Se prima dell’esilio le vicende del popolo ebraico non differiscono sostanzialmente da quelle degli altri popoli vicini (terra, potere, faide), dopo l’esilio qualcosa cambiò. Gli Ebrei, costretti a integrarsi in un mondo non ebreo, cercarono dei modi di distinguersi dagli altri. Molti studiosi hanno affermato che proprio questo ‘separatismo” religioso, rituale e sociale conteneva le radici di quello che ora viene chiamato antisemitismo. La carriera di alcuni Ebrei presso i re persiani e il raggiungimento di posizioni di prestigio suscitò gelosie e odio: l’antisemitismo cominciò a manifestarsi durante la diaspora. Il significato di questo termine ne svela l’incongruenza: l’ostilità non si manifesta nei confronti dei semiti, che avrebbe compreso gli arabi e alcuni altri gruppi etnici vicini, ma soltanto nei confronti degli Ebrei. L’ostilità era già molto sentita ai tempi dei greci e dei romani, ma si accentuò fortemente nell’era cristiana, rafforzato dall’idea che gli Ebrei sarebbero stati gli “assassini di Cristo”. Gli studiosi hanno discusso molto se quel sentimento  avesse un carattere essenzialmente religioso, distinto dall’aspetto sociale e politico, ma nessuna delle spiegazioni proposte riesce a rispondere alla domanda. Sebbene l’idea che sta alla base dell’antisemitismo  è molto antica, il termine ha poco più di un secolo di vita: fu coniato dal pensatore tedesco Wilhelm Marr, che odiava gli Ebrei e voleva purificare la cultura tedesca dagli influssi ebraici. A tale scopo fondò nel 1889 la Lega degli Antisemiti.

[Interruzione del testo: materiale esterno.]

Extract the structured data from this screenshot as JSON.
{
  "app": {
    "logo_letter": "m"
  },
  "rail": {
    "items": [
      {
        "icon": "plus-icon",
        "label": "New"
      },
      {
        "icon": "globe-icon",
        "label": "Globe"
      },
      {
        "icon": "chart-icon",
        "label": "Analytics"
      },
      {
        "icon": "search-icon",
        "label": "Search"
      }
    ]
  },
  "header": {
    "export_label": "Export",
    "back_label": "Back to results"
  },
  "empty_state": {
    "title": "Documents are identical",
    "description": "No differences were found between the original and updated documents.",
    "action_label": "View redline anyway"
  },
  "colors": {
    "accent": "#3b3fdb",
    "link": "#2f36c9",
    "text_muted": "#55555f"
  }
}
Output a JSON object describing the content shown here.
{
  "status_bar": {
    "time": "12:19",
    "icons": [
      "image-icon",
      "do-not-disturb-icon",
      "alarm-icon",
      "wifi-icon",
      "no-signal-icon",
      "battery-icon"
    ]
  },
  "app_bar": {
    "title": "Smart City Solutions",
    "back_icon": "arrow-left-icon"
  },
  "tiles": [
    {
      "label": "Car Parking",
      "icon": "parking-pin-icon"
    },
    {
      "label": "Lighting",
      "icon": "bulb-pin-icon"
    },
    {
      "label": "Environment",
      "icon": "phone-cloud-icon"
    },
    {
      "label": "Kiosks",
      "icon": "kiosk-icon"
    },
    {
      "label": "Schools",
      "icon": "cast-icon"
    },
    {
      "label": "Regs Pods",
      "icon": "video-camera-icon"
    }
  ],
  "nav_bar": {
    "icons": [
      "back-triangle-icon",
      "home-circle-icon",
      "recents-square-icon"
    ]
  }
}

Nel frattempo, la Giudea fu affidata dai babilonesi a un governatore locale. La popolazione rimasta era costituita prevalentemente da agricoltori. Nel 587 Ismaele, di discendenza davidica, uccise il governatore locale con l’intento di ripristinare la monarchia. 
Il tentativo non ebbe successo e Ismaele fuggì in Egitto con altri giudei e il profeta Geremia, dando vita al terzo nucleo ebraico dato dalla cosiddetta diaspora egizia. Si insediarono a Alessandria, Tahpanes (Dafne), Migdol, Menfi e Elefantino. Questi insediamenti non sono testimoniati dalla Bibbia ma da fonti egizie. Di questa comunità isolata, che continuò il culto di YHWH e altre divinità, si ebbero ultime testimonianze nel 399 e non è chiaro che fine abbia fatto. Si era sviluppata comunque un’importantissima cultura giudaico-alessandrina: basti pensare alla traduzione della Bibbia in greco (Septuaginita) detta dei Settanta o all’opera di Filone.